Bernard ne se résigne pas à une aussi grande humiliation. Il voudrait pourtant, même à la condition de ne plus rien faire, de ne plus rien dire, d’assister avec tous les dehors de l’indifférence au spectacle de la honte commune, achever sa vie si longtemps troublée dans ce pays, où sa conscience lui dit qu’il a fait du bien, où il a conservé des amis, au moins dans son ordre. Or, comme il ne peut pas choisir sa retraite sans être affranchi des entraves qui gênent encore sa liberté, il se rend à Paris en 1310, près du roi, puis à Avignon, près du pape, et, les ayant fait supplier par de puissans personnages, il obtient enfin le droit d’aller en tel lieu où il lui conviendra d’établir sa résidence.

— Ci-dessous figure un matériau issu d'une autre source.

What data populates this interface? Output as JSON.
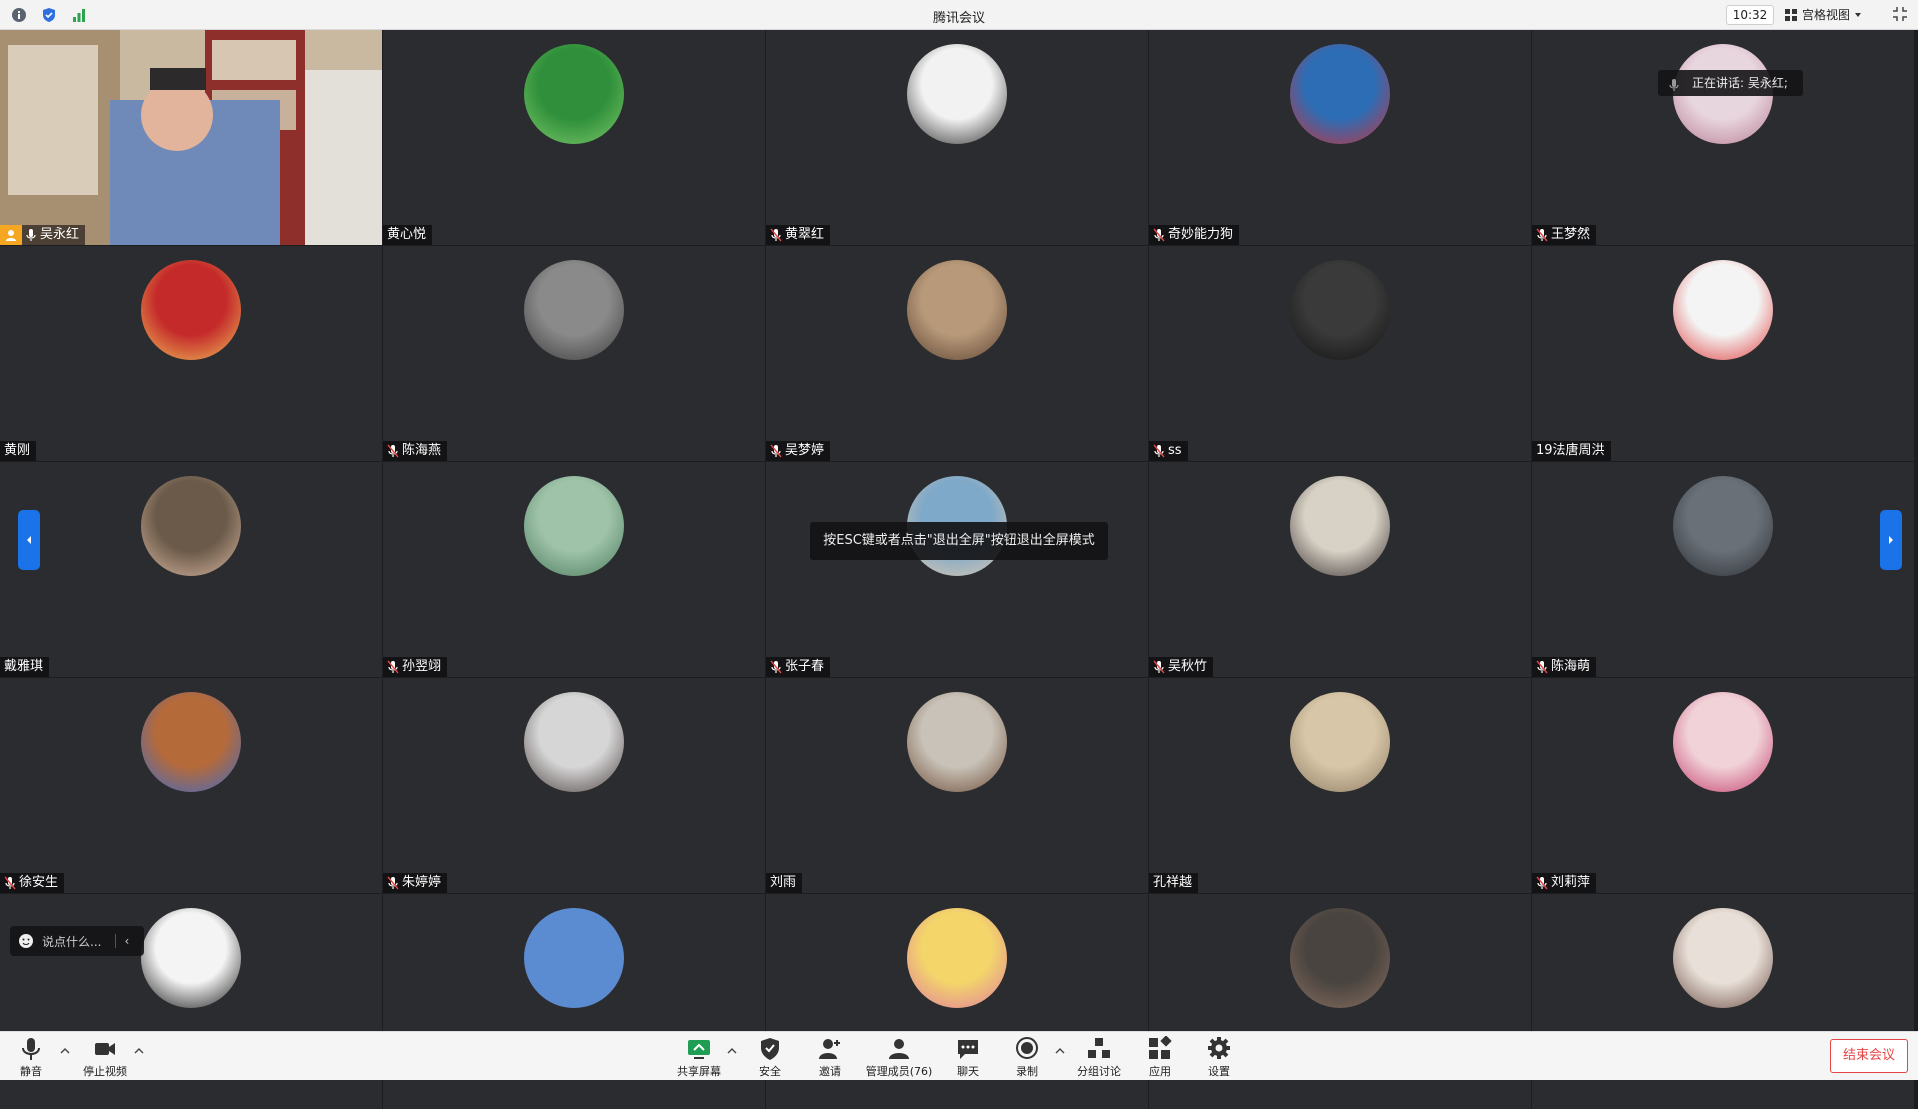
{
  "app": {
    "title": "腾讯会议",
    "time": "10:32",
    "view_label": "宫格视图"
  },
  "participants": [
    {
      "name": "吴永红",
      "self": true
    },
    {
      "name": "黄心悦",
      "mic": false
    },
    {
      "name": "黄翠红",
      "mic": true
    },
    {
      "name": "奇妙能力狗",
      "mic": true
    },
    {
      "name": "王梦然",
      "mic": true
    },
    {
      "name": "黄刚",
      "mic": false
    },
    {
      "name": "陈海燕",
      "mic": true
    },
    {
      "name": "吴梦婷",
      "mic": true
    },
    {
      "name": "ss",
      "mic": true
    },
    {
      "name": "19法唐周洪",
      "mic": false
    },
    {
      "name": "戴雅琪",
      "mic": false
    },
    {
      "name": "孙翌翊",
      "mic": true
    },
    {
      "name": "张子春",
      "mic": true
    },
    {
      "name": "吴秋竹",
      "mic": true
    },
    {
      "name": "陈海萌",
      "mic": true
    },
    {
      "name": "徐安生",
      "mic": true
    },
    {
      "name": "朱婷婷",
      "mic": true
    },
    {
      "name": "刘雨",
      "mic": false
    },
    {
      "name": "孔祥越",
      "mic": false
    },
    {
      "name": "刘莉萍",
      "mic": true
    },
    {
      "name": "",
      "mic": false
    },
    {
      "name": "",
      "mic": false
    },
    {
      "name": "",
      "mic": false
    },
    {
      "name": "",
      "mic": false
    },
    {
      "name": "",
      "mic": false
    }
  ],
  "overlays": {
    "toast": "按ESC键或者点击\"退出全屏\"按钮退出全屏模式",
    "speaking": "正在讲话: 吴永红;",
    "chat_placeholder": "说点什么..."
  },
  "toolbar": {
    "mute": "静音",
    "stop_video": "停止视频",
    "share": "共享屏幕",
    "security": "安全",
    "invite": "邀请",
    "members": "管理成员(76)",
    "chat": "聊天",
    "record": "录制",
    "breakout": "分组讨论",
    "apps": "应用",
    "settings": "设置",
    "end": "结束会议"
  },
  "colors": {
    "accent": "#1a73e8",
    "end": "#e64545",
    "tile": "#2b2c30",
    "self_badge": "#f5a623"
  }
}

Il demeura quelque temps à Carcassonne ou sur le territoire albigeois. L’inquisition était revenue à toutes ses anciennes pratiques ; elle arrêtait, elle emmurait, elle pouvait même faire brûler et pendre : on ne lui refusait plus rien. Dans tous les esprits règne l’abattement ou la terreur. Les plus fermes ne peuvent eux-mêmes en de telles circonstances résister longtemps aux atteintes du mal : ils s’attristent, ils s’affaissent chaque jour davantage. Comme on croit avoir trop de bonnes raisons pour mépriser les autres, on se fait solitaire et l’on s’abstient, d’abord par dépit, ensuite par système. Retiré dans quelque couvent de son ordre, Bernard s’abstenait. De l’année 1310 à l’année 1315, quelle a été sa résidence ordinaire ? On ne le dit pas ; nous n’apprenons rien à cet égard ni de lui-même ni des témoins qui ont raconté le reste de sa vie. Enfin on retrouve en 1315 la trace de cet exilé morose. Alors, après la mort de Clément V et de Philippe le Bel, il quitte l’Albigeois pour aller se confiner dans la maison de son ordre que possède la ville de Béziers. Il n’a plus d’emploi, plus de dignité ; il est redevenu simple frère : le repos convient à son âge, comme à l’état de son âme conviennent le silence et l’obscurité.

V.

Jean XXII avait remplacé Clément V sur le siége d’Avignon, et Louis le Hutin avait succédé à son père Philippe le Bel sur le trône de France ; mais le règne de Louis le Hutin dura peu, Philippe le Long lui succédait en janvier 1317. Avec un nouveau pape, avec de nouveaux rois vont se faire bien des changemens dans l’église et dans l’état. Jean XXII n’a pas l’humeur facile, c’est-à-dire l’indifférence tolérante de Clément V : c’est un vrai pape, qui fait tout passer après le respect de l’autorité, que touchent peu les plaintes portées contre l’inquisition, que touchent beaucoup les griefs anciens ou récens des inquisiteurs contre les hérétiques ou les fauteurs d’hérétiques. Il a surtout les plus fâcheuses dispositions à l’égard des franciscains, des exaltés qui se mêlent de tout réformer, et qui de plus, divisés entre eux, troublent toute l’église par la violence de leurs luttes privées. Quant au roi Philippe le Long, il est très désintéressé dans toutes les affaires de l’église, mais il trouve à l’inquisition, que d’ailleurs il n’aime guère, un mérite : elle doit lui procurer de l’argent. Les circonstances sont donc très favorables aux anciens ennemis de Bernard. Trouvant enfin un pape enclin à les servir et nullement empêché de le faire, ils lui persuadent que la longue impunité de ce grand coupable afflige tous les vrais fidèles du Languedoc. Dans les premiers mois de l’année 1318, Jean XXII appelle Bernard à la cour d’Avignon. Après avoir tristement déposé tout ce qu’il possédait en propre, plusieurs caisses de livres, entre les mains de Jean de La Couture, notaire de Béziers, Bernard partit de cette ville le 16 mai 1317. Le 22, il était à l’audience du pape ; le 24, il était arrêté, et peu de jours après le pape chargeait Guillaume Méchin, évêque de Troyes, et Pierre Letessier, abbé de Saint-Sernin, d’instruire son procès.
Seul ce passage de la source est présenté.